The study comes from INSERM, France's governmental health agency, and it looks at nearly half a million people to see how retirement can make them less physically challenged, socially active, and mentally capable. The researchers found that with each additional year of work, people's risk of Alzheimer's disease and other types of dementia reduced by 3.2 percent.

The study was led by Carole Dufouil, a scientist at INSERM who presented her team's findings at the Alzheimer's Association International Conference in Boston on Monday.

Thirty-five million people worldwide have dementia, and a full one-seventh of those with Alzheimer's reside in the United States, or roughly 5.3 million people, according to the Centers for Disease Control and Prevention.

Dufouil's study took 429,000 people — at an average age of 72 and who had been retired for an average of 12 years — and analyzed their mental states as their retirements progressed. The subjects' records were obtained via the country's filing system for all self-employed people who pay into a Medicare-like health system. Many of the participants were shopkeepers or craftsmen, such as bakers or woodworkers.

The team found nearly three percent had developed dementia, and the rate of occurrence decreased as retirement age went up. Someone who retired at 65 had about a 15-percent lower risk of developing dementia compared to someone retiring at 60, after other factors that affect those odds were taken into account, Dufouil said.

Dufouil said her team was careful to rule out dementia as a cause for early retirement. To do this, she and the team omitted subjects who developed dementia within five years of retirement, and within 10 years of it.

"The trend is exactly the same," Dufouil said, suggesting that work was having an effect on cognition, not the other way around.

To Retire Or Not To Retire

While Alzheimer's disease currently has no known cure or origin, France's president Nicolas Sarkozy has made preventing the disease a top priority. Combined with Dufouil's study, the president's efforts raise questions, especially in the United States, on whether retiring early only provides short-term gratification.

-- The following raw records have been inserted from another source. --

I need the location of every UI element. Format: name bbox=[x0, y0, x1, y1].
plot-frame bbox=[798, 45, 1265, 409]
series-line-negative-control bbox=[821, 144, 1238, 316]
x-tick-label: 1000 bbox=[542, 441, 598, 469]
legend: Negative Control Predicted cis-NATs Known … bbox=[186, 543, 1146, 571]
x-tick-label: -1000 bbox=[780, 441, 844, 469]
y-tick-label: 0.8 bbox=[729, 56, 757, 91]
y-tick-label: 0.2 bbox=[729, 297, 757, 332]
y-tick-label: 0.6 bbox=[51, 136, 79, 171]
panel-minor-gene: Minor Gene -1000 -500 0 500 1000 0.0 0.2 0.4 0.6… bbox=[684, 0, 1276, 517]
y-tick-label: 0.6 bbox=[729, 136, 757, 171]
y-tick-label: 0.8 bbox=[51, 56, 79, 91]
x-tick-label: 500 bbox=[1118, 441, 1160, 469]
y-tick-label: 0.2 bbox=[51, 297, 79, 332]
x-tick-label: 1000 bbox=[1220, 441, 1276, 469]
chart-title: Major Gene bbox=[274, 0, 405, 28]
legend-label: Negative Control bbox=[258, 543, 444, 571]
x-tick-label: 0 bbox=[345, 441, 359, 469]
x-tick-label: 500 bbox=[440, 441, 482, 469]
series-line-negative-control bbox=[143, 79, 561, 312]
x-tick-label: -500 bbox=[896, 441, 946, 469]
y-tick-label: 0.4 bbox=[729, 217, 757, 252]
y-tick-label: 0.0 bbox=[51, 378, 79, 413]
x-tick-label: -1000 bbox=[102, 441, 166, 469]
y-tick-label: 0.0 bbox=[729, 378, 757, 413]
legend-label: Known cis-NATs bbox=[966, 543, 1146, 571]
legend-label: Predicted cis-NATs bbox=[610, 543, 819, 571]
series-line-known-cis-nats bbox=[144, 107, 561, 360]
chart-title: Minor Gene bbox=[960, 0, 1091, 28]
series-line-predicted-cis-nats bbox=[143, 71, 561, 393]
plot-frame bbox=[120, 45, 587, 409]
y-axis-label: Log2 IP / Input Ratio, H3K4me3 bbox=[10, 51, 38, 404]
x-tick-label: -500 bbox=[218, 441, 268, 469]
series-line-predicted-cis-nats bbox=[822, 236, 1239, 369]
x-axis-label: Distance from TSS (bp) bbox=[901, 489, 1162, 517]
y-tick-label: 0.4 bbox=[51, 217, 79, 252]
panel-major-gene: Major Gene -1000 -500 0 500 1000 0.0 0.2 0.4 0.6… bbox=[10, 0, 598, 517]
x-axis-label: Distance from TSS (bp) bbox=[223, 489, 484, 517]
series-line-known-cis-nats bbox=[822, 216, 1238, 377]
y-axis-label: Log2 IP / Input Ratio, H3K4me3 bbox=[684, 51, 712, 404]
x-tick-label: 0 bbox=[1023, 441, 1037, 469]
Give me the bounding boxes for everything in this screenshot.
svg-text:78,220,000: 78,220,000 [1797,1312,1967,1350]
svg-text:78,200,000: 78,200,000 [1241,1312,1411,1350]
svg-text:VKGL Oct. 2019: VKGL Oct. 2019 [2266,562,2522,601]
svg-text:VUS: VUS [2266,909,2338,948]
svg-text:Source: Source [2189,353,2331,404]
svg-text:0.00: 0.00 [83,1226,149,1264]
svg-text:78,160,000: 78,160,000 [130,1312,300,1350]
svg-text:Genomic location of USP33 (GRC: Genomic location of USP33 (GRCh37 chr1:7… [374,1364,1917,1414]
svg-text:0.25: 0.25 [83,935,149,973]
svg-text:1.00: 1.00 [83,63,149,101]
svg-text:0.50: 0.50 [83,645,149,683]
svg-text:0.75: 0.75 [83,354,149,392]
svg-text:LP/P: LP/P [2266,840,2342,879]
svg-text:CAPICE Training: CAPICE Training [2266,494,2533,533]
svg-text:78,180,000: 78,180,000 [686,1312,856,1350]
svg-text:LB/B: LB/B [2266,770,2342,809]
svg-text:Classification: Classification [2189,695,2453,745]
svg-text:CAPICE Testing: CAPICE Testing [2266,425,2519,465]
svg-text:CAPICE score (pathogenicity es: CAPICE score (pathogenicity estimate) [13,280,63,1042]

Conventional wisdom holds that working hard for several decades can open up a rich and fulfilling retirement, one that we intend to achieve as early as possible. France, for instance, mandates retirement in various jobs. Civil servants must retire by 65, Dufouil said.

However, the new study suggests "people should work as long as they want" because it may have health benefits, she added. Keeping active and social, whatever the form, promotes brain health and prevents degeneration.

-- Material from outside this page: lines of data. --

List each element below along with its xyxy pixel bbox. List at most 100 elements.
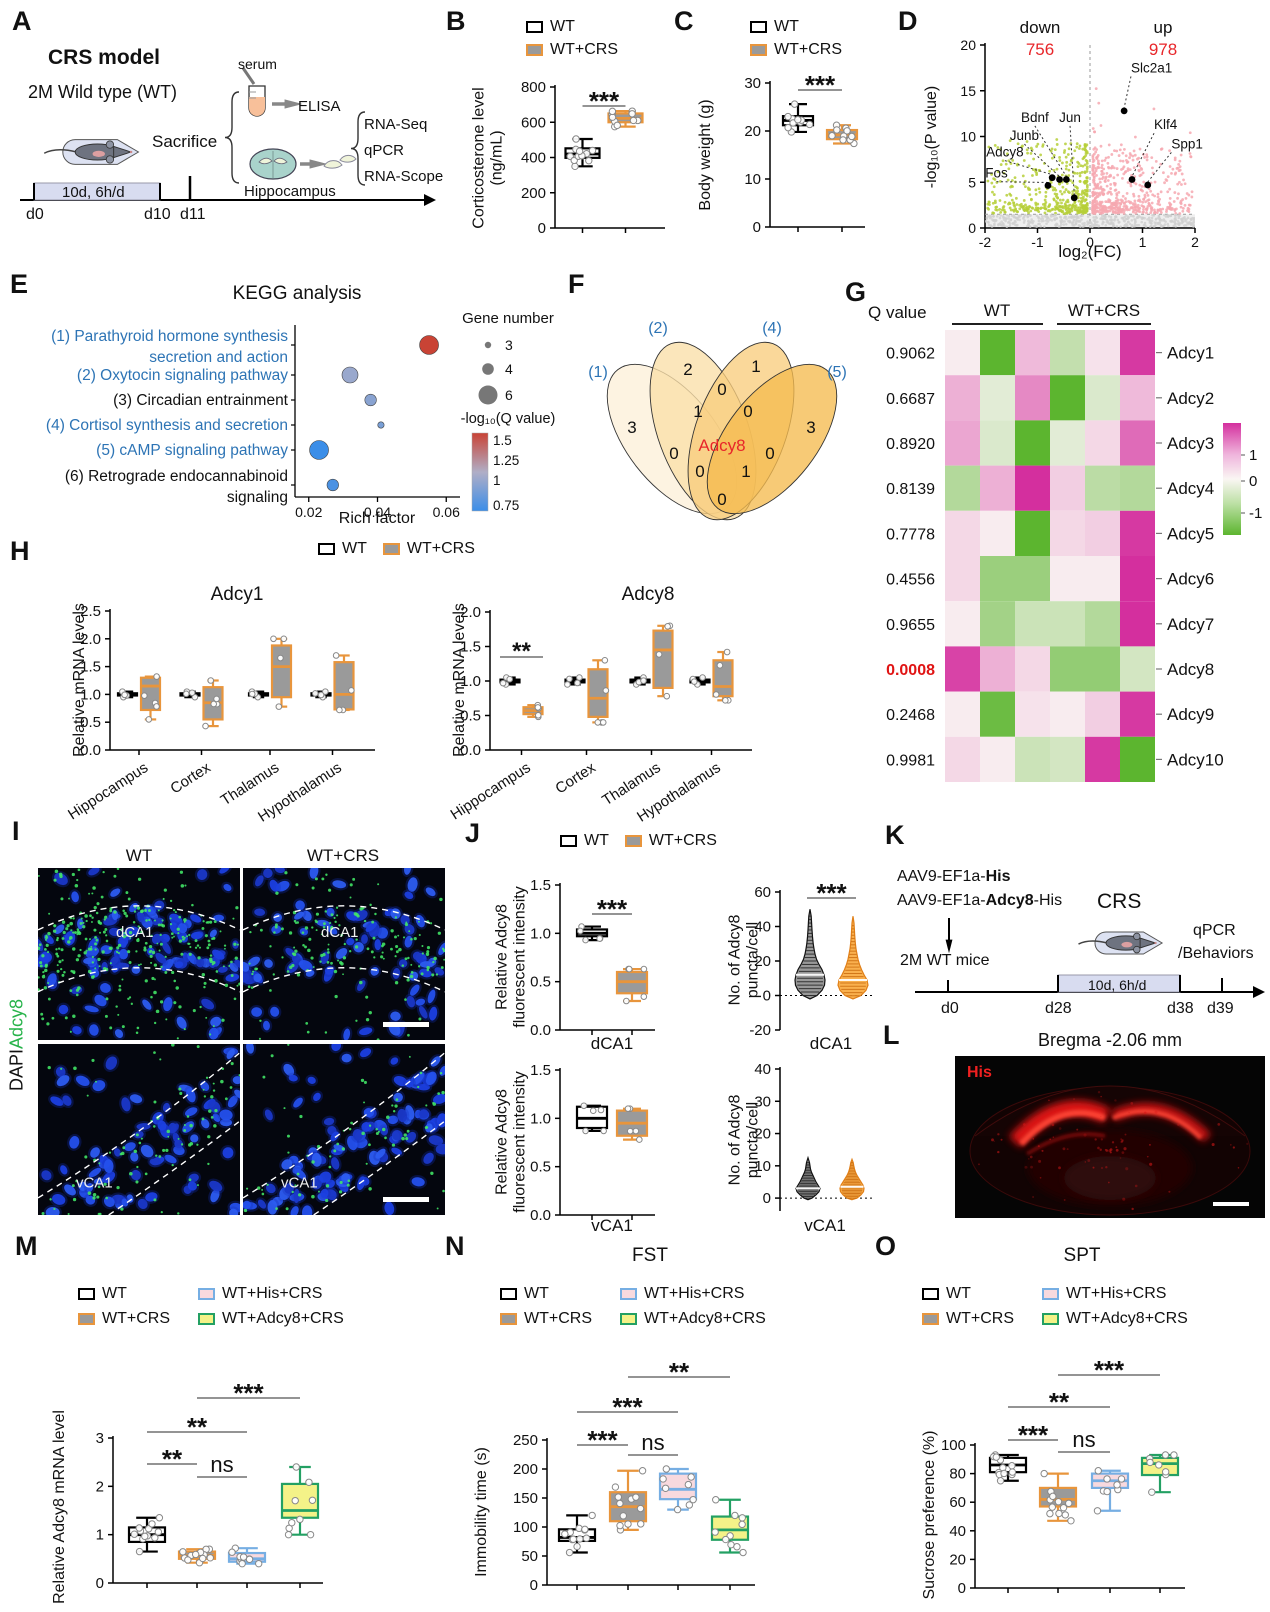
heatmap-cell	[1050, 465, 1085, 511]
y-tick-label: 60	[754, 884, 771, 901]
heatmap-cell	[980, 691, 1015, 737]
pathway-label: secretion and action	[149, 349, 288, 366]
legend-item-crs: WT+CRS	[78, 1310, 170, 1328]
sig-label: ***	[587, 1425, 618, 1455]
heatmap-cell	[1085, 556, 1120, 602]
y-tick-label: 15	[960, 83, 976, 99]
y-tick-label: 3	[96, 1430, 104, 1447]
gene-name: Adcy4	[1167, 479, 1214, 498]
legend-label: WT+CRS	[774, 41, 842, 58]
heatmap-cell	[945, 420, 980, 466]
y-tick-label: 60	[949, 1494, 966, 1511]
timeline-tick-d39: d39	[1207, 1000, 1234, 1017]
heatmap-cell	[945, 601, 980, 647]
legend-label: WT+CRS	[550, 41, 618, 58]
heatmap-cell	[1085, 465, 1120, 511]
corticosterone-boxplot: 0 200 400 600 800 ***	[521, 79, 665, 237]
y-tick-label: 10	[754, 1158, 771, 1175]
sig-label: ***	[805, 70, 836, 100]
gene-label-Jun: Jun	[1059, 110, 1081, 125]
heatmap-cell	[1120, 330, 1155, 376]
microscopy-cell: vCA1	[243, 1044, 445, 1215]
region-label: dCA1	[116, 924, 154, 941]
brain-fluorescence	[969, 1085, 1251, 1216]
y-tick-label: 2.0	[460, 604, 481, 621]
panel-f: (1) (2) (4) (5) 3 2 0 1 1 0 3 0 0 0 1 0 Adcy8 F	[560, 265, 847, 530]
gene-name: Adcy1	[1167, 344, 1214, 363]
legend-label: WT	[946, 1285, 971, 1302]
aav-his-pre: AAV9-EF1a-	[897, 868, 986, 885]
box	[270, 644, 293, 699]
heatmap-colorbar	[1223, 423, 1241, 535]
bodyweight-boxplot: 0 10 20 30 ***	[744, 70, 865, 236]
sig-label: ***	[597, 894, 628, 924]
legend-item-his: WT+His+CRS	[198, 1285, 344, 1303]
panel-i-label: I	[12, 816, 20, 846]
y-tick-label: 0	[958, 1580, 966, 1597]
legend-item-crs: WT+CRS	[382, 540, 475, 558]
aav-adcy8-bold: Adcy8	[985, 892, 1034, 909]
pathway-bubble	[364, 393, 377, 407]
legend-item-wt: WT	[78, 1285, 170, 1303]
y-axis-label-line1: Relative Adcy8	[493, 1089, 511, 1195]
x-tick-label: 2	[1191, 234, 1199, 250]
heatmap-cell	[980, 556, 1015, 602]
y-tick-label: 600	[521, 114, 546, 131]
up-regulated-label: up	[1153, 18, 1173, 37]
down-count: 756	[1025, 40, 1055, 59]
y-tick-label: 80	[949, 1466, 966, 1483]
colorbar-tick: -1	[1249, 505, 1262, 522]
x-tick-label: 0	[1086, 234, 1094, 250]
y-tick-label: 200	[513, 1461, 538, 1478]
his-marker-label: His	[967, 1064, 992, 1081]
kegg-title: KEGG analysis	[232, 283, 362, 304]
pathway-bubble	[377, 421, 385, 429]
legend: WT WT+CRS	[560, 832, 717, 850]
y-tick-label: 1	[96, 1527, 104, 1544]
panel-j: 0.0 0.5 1.0 1.5 *** 0.0 0.5 1.0 1.5 -20 0 20 40 60 ***…	[455, 810, 875, 1240]
legend-item-crs: WT+CRS	[750, 41, 842, 59]
panel-h: 0.0 0.5 1.0 1.5 2.0 2.5 Hippocampus Cortex Thala…	[0, 530, 840, 826]
heatmap-cell	[1015, 465, 1050, 511]
venn-count: 0	[669, 444, 678, 463]
sig-label: ***	[233, 1378, 264, 1408]
y-tick-label: 5	[968, 174, 976, 190]
y-axis-label-line2: puncta/cell	[745, 921, 762, 999]
panel-o: 0 20 40 60 80 100 *** ns ** *** O SPT WT WT+CRS WT+…	[860, 1225, 1270, 1612]
adcy1-title: Adcy1	[210, 584, 264, 605]
y-tick-label: 0.5	[530, 974, 551, 991]
y-tick-label: 0	[538, 220, 546, 237]
heatmap-cell	[1015, 420, 1050, 466]
crs-schematic	[20, 67, 436, 206]
y-axis-label: Relative Adcy8 mRNA level	[51, 1410, 69, 1604]
legend-label: WT+His+CRS	[644, 1285, 745, 1302]
y-axis-label-line2: fluorescent intensity	[512, 1071, 529, 1213]
panel-m-label: M	[15, 1231, 38, 1261]
y-tick-label: 1.5	[530, 877, 551, 894]
panel-k-label: K	[885, 820, 905, 850]
microscopy-cell: vCA1	[38, 1044, 240, 1215]
legend-item-wt: WT	[750, 18, 842, 36]
heatmap-cell	[1085, 646, 1120, 692]
y-axis-label-line1: Body weight (g)	[696, 99, 714, 211]
adcy8-title: Adcy8	[621, 584, 675, 605]
venn-count: 1	[741, 462, 750, 481]
legend-item-wt: WT	[560, 832, 609, 850]
venn-count: 3	[806, 418, 815, 437]
venn-count: 0	[717, 380, 726, 399]
y-tick-label: 1.5	[460, 639, 481, 656]
heatmap-col-crs: WT+CRS	[1067, 301, 1141, 320]
legend-label: WT+CRS	[102, 1310, 170, 1327]
gene-label-Bdnf: Bdnf	[1021, 110, 1049, 125]
y-axis-label: Corticosterone level (ng/mL)	[471, 87, 508, 228]
x-tick-label: 0.06	[433, 504, 460, 520]
sacrifice-label: Sacrifice	[152, 132, 218, 151]
gene-label-Fos: Fos	[985, 166, 1008, 181]
stain-adcy8-label: Adcy8	[6, 998, 27, 1050]
panel-b: 0 200 400 600 800 *** B WT WT+CRS Corticostero…	[440, 0, 670, 265]
panel-l: L Bregma -2.06 mm His	[875, 1020, 1270, 1225]
crs-model-title: CRS model	[48, 46, 161, 69]
legend: WT WT+CRS WT+His+CRS WT+Adcy8+CRS	[922, 1285, 1188, 1328]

For some, an active life after retirement works just as well as extending a career.

"My parents are retired but they're busier than ever," said Heather Snyder, director of medical and scientific operations for the Alzheimer's Association. "They're taking classes at their local university, they're continuing to attend lectures and they're continuing to stay cognitively engaged and socially engaged in their lives."

Or consider June Springer, who just turned 90 and was hired as a full-time receptionist at Caffi Plumbing & Heating in Alexandria, Va., eight years ago.

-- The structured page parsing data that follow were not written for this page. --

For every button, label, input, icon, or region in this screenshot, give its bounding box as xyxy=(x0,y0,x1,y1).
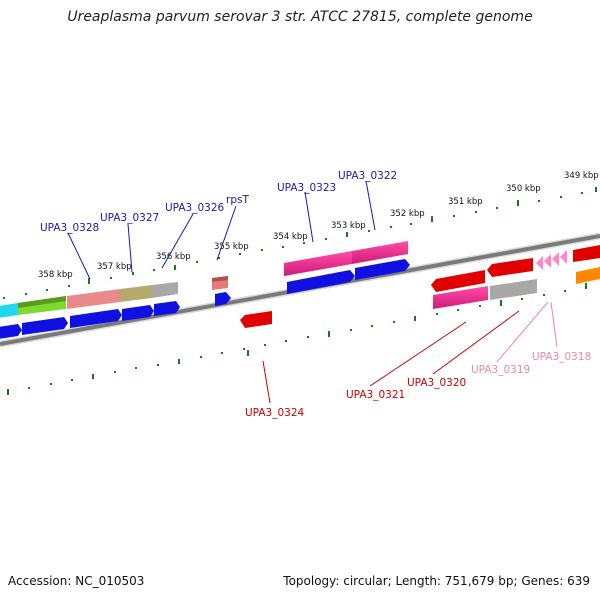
scale-label: 356 kbp xyxy=(156,252,191,262)
gene-feature xyxy=(212,276,228,282)
gene-feature xyxy=(284,251,352,276)
gene-feature xyxy=(240,311,272,328)
gene-feature xyxy=(18,296,66,308)
map-title: Ureaplasma parvum serovar 3 str. ATCC 27… xyxy=(67,9,533,25)
scale-label: 350 kbp xyxy=(506,184,541,194)
gene-feature xyxy=(215,292,231,306)
gene-labels: UPA3_0328 UPA3_0327 UPA3_0326 rpsT UPA3_… xyxy=(40,170,591,419)
gene-feature xyxy=(287,270,355,294)
scale-label: 353 kbp xyxy=(331,221,366,231)
gene-feature xyxy=(433,286,488,309)
scale-label: 358 kbp xyxy=(38,270,73,280)
gene-feature xyxy=(70,309,122,328)
accession-text: Accession: NC_010503 xyxy=(8,574,145,588)
gene-feature xyxy=(544,254,551,268)
forward-outer-genes xyxy=(0,241,600,318)
scale-label: 357 kbp xyxy=(97,262,132,272)
gene-label: UPA3_0318 xyxy=(532,351,591,363)
gene-label: UPA3_0328 xyxy=(40,222,99,234)
gene-feature xyxy=(355,259,410,280)
gene-label: UPA3_0326 xyxy=(165,202,225,214)
gene-feature xyxy=(431,270,485,292)
gene-feature xyxy=(122,305,154,321)
topology-text: Topology: circular; Length: 751,679 bp; … xyxy=(283,574,590,588)
gene-feature xyxy=(67,289,120,309)
gene-label: UPA3_0321 xyxy=(346,389,405,401)
scale-labels: 358 kbp 357 kbp 356 kbp 355 kbp 354 kbp … xyxy=(38,171,599,280)
gene-feature xyxy=(487,258,533,277)
gene-feature xyxy=(0,303,18,318)
lower-tick-ruler xyxy=(7,283,587,395)
gene-feature xyxy=(352,241,408,264)
gene-feature xyxy=(576,267,600,284)
scale-label: 351 kbp xyxy=(448,197,483,207)
gene-label: UPA3_0322 xyxy=(338,170,397,182)
gene-label: UPA3_0320 xyxy=(407,377,466,389)
scale-label: 352 kbp xyxy=(390,209,425,219)
gene-feature xyxy=(490,279,537,300)
gene-label: UPA3_0324 xyxy=(245,407,305,419)
gene-feature xyxy=(560,250,567,264)
gene-label: UPA3_0323 xyxy=(277,182,336,194)
reverse-genes xyxy=(240,250,600,328)
gene-feature xyxy=(120,285,152,302)
gene-feature xyxy=(573,245,600,262)
gene-label: UPA3_0319 xyxy=(471,364,530,376)
label-leader-lines xyxy=(67,180,558,404)
gene-feature xyxy=(22,317,68,335)
gene-feature xyxy=(552,252,559,266)
scale-label: 355 kbp xyxy=(214,242,249,252)
scale-label: 354 kbp xyxy=(273,232,308,242)
gene-label: rpsT xyxy=(226,194,249,206)
scale-label: 349 kbp xyxy=(564,171,599,181)
gene-feature xyxy=(152,282,178,298)
gene-label: UPA3_0327 xyxy=(100,212,159,224)
gene-feature xyxy=(154,301,180,316)
forward-inner-genes xyxy=(0,259,410,339)
gene-feature xyxy=(0,324,22,339)
gene-feature xyxy=(536,256,543,270)
upper-tick-ruler xyxy=(3,187,597,299)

"I'd like to give credit to the company for hiring me at that age," she said. "It's a joy to work, being with people and keeping up with current events. I love doing what I do. As long as God grants me the brain to use I'll take it every day."

In the end, retirement seems to be more of a blank slate than it is total freedom. Many people still need to feel useful after their career has ended, and it's the sense of meaningful activity that motivates them, not necessarily a regular paycheck.

What's more important, Snyder said, is "staying cognitively active, staying socially active, continue to be engaged in whatever it is that's enjoyable to you."